Before any migration to the eqiad1 deployment, the outbout email path of Toolforge seems to be:
1) a toolforge server (10.0.0.x) sends the email, using relay `tools-mail-02.eqiad.wmflabs`
2) the tools relay server (10.0.0.x) recvs the email and forwards it to `mx1001.wikimedia.org`, i.e, prod relays
3) the prod (public addr) relay handles the email correctly (follow up steps are not of interest right now)

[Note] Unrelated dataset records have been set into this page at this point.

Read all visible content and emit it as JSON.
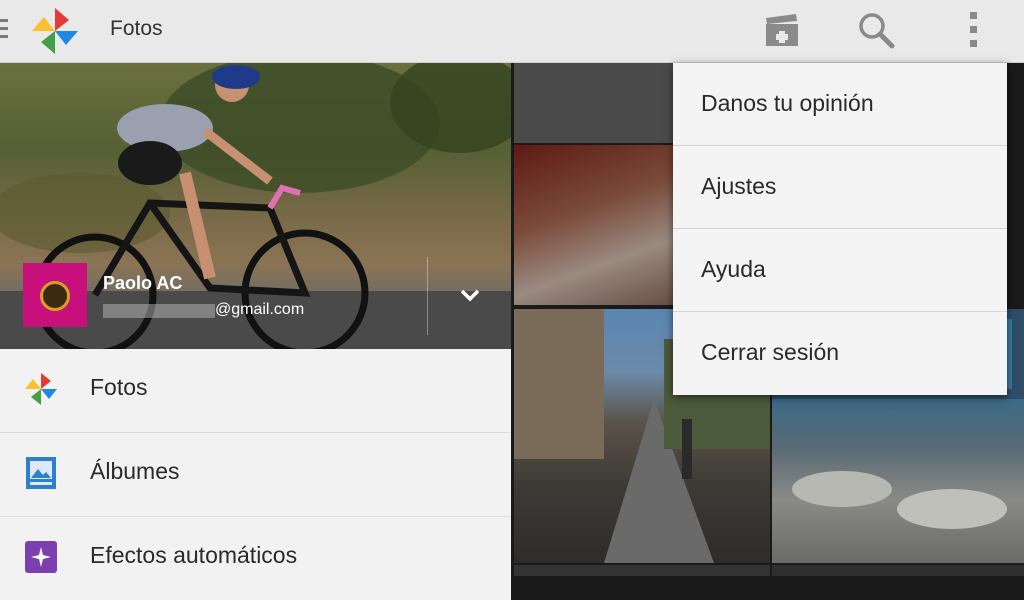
{
  "app": {
    "title": "Fotos"
  },
  "toolbar": {
    "icons": [
      "menu-icon",
      "photos-logo-icon",
      "create-movie-icon",
      "search-icon",
      "more-options-icon"
    ]
  },
  "account": {
    "name": "Paolo AC",
    "email_visible": "@gmail.com"
  },
  "nav": {
    "items": [
      {
        "label": "Fotos",
        "icon": "pinwheel-icon"
      },
      {
        "label": "Álbumes",
        "icon": "album-icon"
      },
      {
        "label": "Efectos automáticos",
        "icon": "sparkle-icon"
      }
    ]
  },
  "menu": {
    "items": [
      {
        "label": "Danos tu opinión"
      },
      {
        "label": "Ajustes"
      },
      {
        "label": "Ayuda"
      },
      {
        "label": "Cerrar sesión"
      }
    ]
  },
  "colors": {
    "toolbar_bg": "#e9e9e9",
    "avatar_bg": "#c8107c",
    "album_icon": "#2f7fd1",
    "effects_icon": "#7b3fb0"
  }
}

The problem, after we move Toolforge to eqiad1 is the addressing change (from 10.0.x.x to 172.16.x.x):
1) a toolforge server (172.16.x.x) sends the email, using relay `tools-mail-02.eqiad,wmflabs`
2) the tools relay server (172.16.x.x) recvs the email and tries to forward it to `mx1001.wikimedia.org`, i.e, prod relays
3) the prod relays doesn't allow this new addressing.
**note**: this description may be only valid for root email. I'm not sure what the policies are for non-root outbound emails.
There are 2 main approaches to handle this situation:
* allow 172.16.x.x in prod relays
* use the intermediate cloud smarthosts `mx-out0[12].wmflabs.org`, to do something like:
`toolforge server` -> `tools-mail-02` -> `mx-out01.wmflabs.org` -> `mx1001.wikimedia.org`
Any solution taken may solve {T212327} as well.